Ashcroft, 371 F.3d 246, 249-50 (5th Cir. 2004). Accordingly, this portion of his
petition for review is dismissed. See Ramos-Bonilla v. Mukasey, 543 F.3d 216,
220 (5th Cir. 2008).
Padilla next argues that the IJ, by failing to sua sponte reopen, ignored
an intervening change in the law regarding his physical presence in the United
States, an alleged change set forth in In re Avilez-Nava, 23 I. & N. Dec. 799,
805 (BIA 2005). The IJ’s decision not to sua sponte reopen his proceedings was
entirely discretionary. The IJ stated that even if Avilez-Nava were applicable,
she would still not sua sponte reopen Padilla’s proceedings because he had
ignored a previous voluntary departure order and because he continued to
violate this country’s immigration laws.
2
Case: 14-60090 Document: 00512876031 Page: 3 Date Filed: 12/18/2014
No. 14-60090
Padilla also argues the BIA failed to follow In re X-G-W, 22 I. & N. Dec.
71, 74 (BIA 1998), in which the BIA exercised its authority to sua sponte reopen
a case based on a change in asylum law, and therefore he met the requirements
for a written opinion and submission to a three-member panel. See 8 C.F.R. §
1003.1(e)(4)(i), (e)(6)(ii), (iii).
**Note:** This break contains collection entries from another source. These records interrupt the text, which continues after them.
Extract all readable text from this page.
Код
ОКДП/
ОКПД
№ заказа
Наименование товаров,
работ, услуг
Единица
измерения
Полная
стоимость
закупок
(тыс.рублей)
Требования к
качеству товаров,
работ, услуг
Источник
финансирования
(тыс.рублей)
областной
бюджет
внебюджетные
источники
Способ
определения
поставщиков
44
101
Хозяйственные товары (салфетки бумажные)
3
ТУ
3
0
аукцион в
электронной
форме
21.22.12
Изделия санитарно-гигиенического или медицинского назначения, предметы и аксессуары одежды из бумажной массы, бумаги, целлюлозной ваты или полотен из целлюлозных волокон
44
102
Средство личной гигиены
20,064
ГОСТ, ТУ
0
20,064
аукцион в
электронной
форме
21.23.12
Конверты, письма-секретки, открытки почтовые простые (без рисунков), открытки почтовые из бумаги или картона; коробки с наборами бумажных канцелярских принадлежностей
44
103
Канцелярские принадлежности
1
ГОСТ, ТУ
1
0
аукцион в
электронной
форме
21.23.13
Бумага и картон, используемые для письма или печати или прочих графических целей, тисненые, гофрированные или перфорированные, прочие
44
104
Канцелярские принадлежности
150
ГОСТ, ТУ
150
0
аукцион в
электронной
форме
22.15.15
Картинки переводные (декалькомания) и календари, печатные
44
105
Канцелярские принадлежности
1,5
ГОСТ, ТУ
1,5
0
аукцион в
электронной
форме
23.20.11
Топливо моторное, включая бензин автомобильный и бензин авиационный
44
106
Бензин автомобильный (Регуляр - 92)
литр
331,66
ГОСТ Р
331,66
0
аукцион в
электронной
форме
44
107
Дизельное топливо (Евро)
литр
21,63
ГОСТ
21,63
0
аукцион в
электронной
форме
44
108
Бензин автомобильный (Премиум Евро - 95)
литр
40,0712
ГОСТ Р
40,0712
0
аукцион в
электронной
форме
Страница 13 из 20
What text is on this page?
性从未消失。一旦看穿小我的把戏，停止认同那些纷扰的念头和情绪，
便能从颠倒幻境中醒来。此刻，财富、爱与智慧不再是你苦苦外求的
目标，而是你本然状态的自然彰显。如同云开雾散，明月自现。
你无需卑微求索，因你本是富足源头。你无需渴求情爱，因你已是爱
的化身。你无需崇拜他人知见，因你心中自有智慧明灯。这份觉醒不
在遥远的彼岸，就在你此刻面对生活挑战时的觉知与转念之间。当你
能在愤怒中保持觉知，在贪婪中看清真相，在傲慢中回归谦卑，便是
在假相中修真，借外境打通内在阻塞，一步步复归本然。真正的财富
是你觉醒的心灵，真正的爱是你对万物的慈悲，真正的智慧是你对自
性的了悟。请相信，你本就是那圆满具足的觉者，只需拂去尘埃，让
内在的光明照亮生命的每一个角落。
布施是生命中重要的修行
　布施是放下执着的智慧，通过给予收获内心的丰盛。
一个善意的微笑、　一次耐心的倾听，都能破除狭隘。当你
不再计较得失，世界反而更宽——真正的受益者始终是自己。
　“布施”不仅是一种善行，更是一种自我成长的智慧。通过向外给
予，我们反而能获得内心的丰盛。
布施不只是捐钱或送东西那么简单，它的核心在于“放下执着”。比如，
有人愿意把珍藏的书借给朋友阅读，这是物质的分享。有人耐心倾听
Under the circumstances, Padilla has not shown
that the BIA erred by failing to issue a written opinion or by failing to submit
his case to a three-member panel. See § 1003.1(e)(4)(i), (e)(5). Moreover,
Padilla has not shown that the BIA’s summary affirmance of the IJ’s decision
violated his due process rights. See Soadjede v. Ashcroft, 324 F.3d 830, 832-33
(5th Cir. 2003).
Finally, Padilla concedes that review of the IJ’s underlying decision
denying suspension of deportation is not before this court because he did not
seek administrative or judicial review of that decision. See 8 U.S.C.
§ 1252(b)(1) (requiring a petition for review to be filed within thirty days of the
final administrative order of removal); Kane v. Holder, 581 F.3d 231, 237 n.14
(5th Cir. 2009).
PETITION FOR REVIEW DENIED IN PART, DISMISSED IN PART.